Hoffmann explica que el cerebro puede percibir la duración de los días e informar al resto del cuerpo que es verano o invierno. “También juega un papel importante la calidad de la luz; la intensidad de la luz es más baja en invierno”, dice. “En invierno hace frío y nos ponemos sentimentaloides, por lo que solemos pasar mucho tiempo en lugares cerrados. No recibimos la cantidad suficiente de luz en nuestros cuerpos para sentirnos felices”, dice. “Tu cuerpo responde a eso como si se tratara de un ambiente estresante”.

Cómo tratar el TAE

La buena noticia es que, en la mayoría de los casos, el trastorno afectivo tiene un tratamiento relativamente sencillo. El primer tratamiento es la terapia de luz (también conocido como fototerapia), que ayuda a “engañar a tu cuerpo para que piense que aún es verano”, dice Hoffmann.

Puede ser con luz natural o artificial. Si es con luz natural, debes estar afuera al menos una hora al día, idealmente por la mañana, que es “cuando tu cuerpo responde mejor a la luz”, dice Hoffmann.
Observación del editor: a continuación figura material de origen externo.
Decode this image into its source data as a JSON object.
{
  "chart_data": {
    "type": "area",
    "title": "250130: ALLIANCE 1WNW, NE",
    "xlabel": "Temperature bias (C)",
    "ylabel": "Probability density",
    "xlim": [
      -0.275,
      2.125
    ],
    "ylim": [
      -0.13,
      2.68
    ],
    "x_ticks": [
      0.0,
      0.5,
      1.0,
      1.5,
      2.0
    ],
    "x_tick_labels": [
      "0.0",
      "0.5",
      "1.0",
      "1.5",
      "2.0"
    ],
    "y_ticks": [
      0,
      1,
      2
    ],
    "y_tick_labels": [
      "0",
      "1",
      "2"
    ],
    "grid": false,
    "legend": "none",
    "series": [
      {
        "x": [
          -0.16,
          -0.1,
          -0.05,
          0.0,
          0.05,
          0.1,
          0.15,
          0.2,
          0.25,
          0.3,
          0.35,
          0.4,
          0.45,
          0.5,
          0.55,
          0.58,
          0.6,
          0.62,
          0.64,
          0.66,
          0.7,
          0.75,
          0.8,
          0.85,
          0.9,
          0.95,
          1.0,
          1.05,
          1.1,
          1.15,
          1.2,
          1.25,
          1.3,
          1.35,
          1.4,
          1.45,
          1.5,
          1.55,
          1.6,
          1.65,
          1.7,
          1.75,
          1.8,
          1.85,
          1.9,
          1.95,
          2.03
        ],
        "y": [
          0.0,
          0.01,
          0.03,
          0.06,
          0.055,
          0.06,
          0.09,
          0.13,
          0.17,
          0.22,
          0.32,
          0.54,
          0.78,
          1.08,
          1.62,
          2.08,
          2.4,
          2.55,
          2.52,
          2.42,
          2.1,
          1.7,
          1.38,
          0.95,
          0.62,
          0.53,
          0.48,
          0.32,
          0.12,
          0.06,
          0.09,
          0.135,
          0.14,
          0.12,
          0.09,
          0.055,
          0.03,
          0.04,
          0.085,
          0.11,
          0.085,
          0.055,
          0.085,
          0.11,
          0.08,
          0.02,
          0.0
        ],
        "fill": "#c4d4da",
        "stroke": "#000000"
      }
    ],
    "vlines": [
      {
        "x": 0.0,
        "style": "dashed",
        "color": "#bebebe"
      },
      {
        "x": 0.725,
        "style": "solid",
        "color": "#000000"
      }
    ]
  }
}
La doctora recomienda salir una vez haya salido el sol y antes de las 9 AM para recibir la dosis diaria de luz natural.

Sin embargo, no todo el mundo puede permitirse pasar una hora al aire libre antes de ir a trabajar todos los días. Así que muchos optan por usar una caja de luz, un dispositivo portátil muy cómodo que se puede usar en casa o en el trabajo.

“Es mejor usarla por la mañana, ya que es el momento del día en que tu cuerpo está más sensible a la luz”, dice Hoffmann, es decir, entre la hora en que te despiertas y las 10 AM (aunque dice que hasta las 12 AM también está bien). Hoffmann también sugiere colocar la caja de luz a unos 40 centímetros de distancia.

Deberás sentarte una hora al día frente a la caja de luz, pero Hoffmann dice que no tienes que hacerlo todo seguido. “Puedes hacer 30 minutos por la mañana y 30 minutos en el trabajo”, dice. “Se puede dividir” (Hoffmann añade que los beneficios no desaparecen aunque se deje de hacer un día; cinco días a la semana sigue siendo beneficioso).

Al elegir una caja de luz, Hoffmann sugiere uno de 10 000 lux para que la intensidad sea suficiente como para tener efecto (recomienda la HappyLight, de 40 dólares). También debes asegurarte de que tenga un filtro de rayos ultravioleta (UV). “Normalmente tienen”, dice. “Pero es importante que no sea un aparato viejo que no tenga filtro UV, para que no te lastime la piel y los ojos”.

Hoffmann también señala que es importante ser paciente. “Usar la luz ayuda –lo revierte– pero lleva mucho trabajo”, dice. Si ya sabes que tienes un trastorno afectivo estacional, Hoffmann recomienda comenzar de inmediato una terapia de luz, antes de sufrir los síntomas. “Eso ayudará a prevenir los síntomas”, dice. “Si no lo haces, te podría llevar 10 días sentirte mejor, pero te sentirás mejor”.

Para algunas personas, la terapia de luz no es suficiente. Si no surge efecto en 10 días, deberán ver a su médico generalista para probar otras estrategias, que incluyen la prescripción de medicamentos. Por encima de todo, dice Hoffmann, “no debes ignorarlo”.

Si tú o alguien necesita ayuda, por favor, llama a la Línea Nacional de Prevención del Suicidio: 1-800-273-TALK (8255).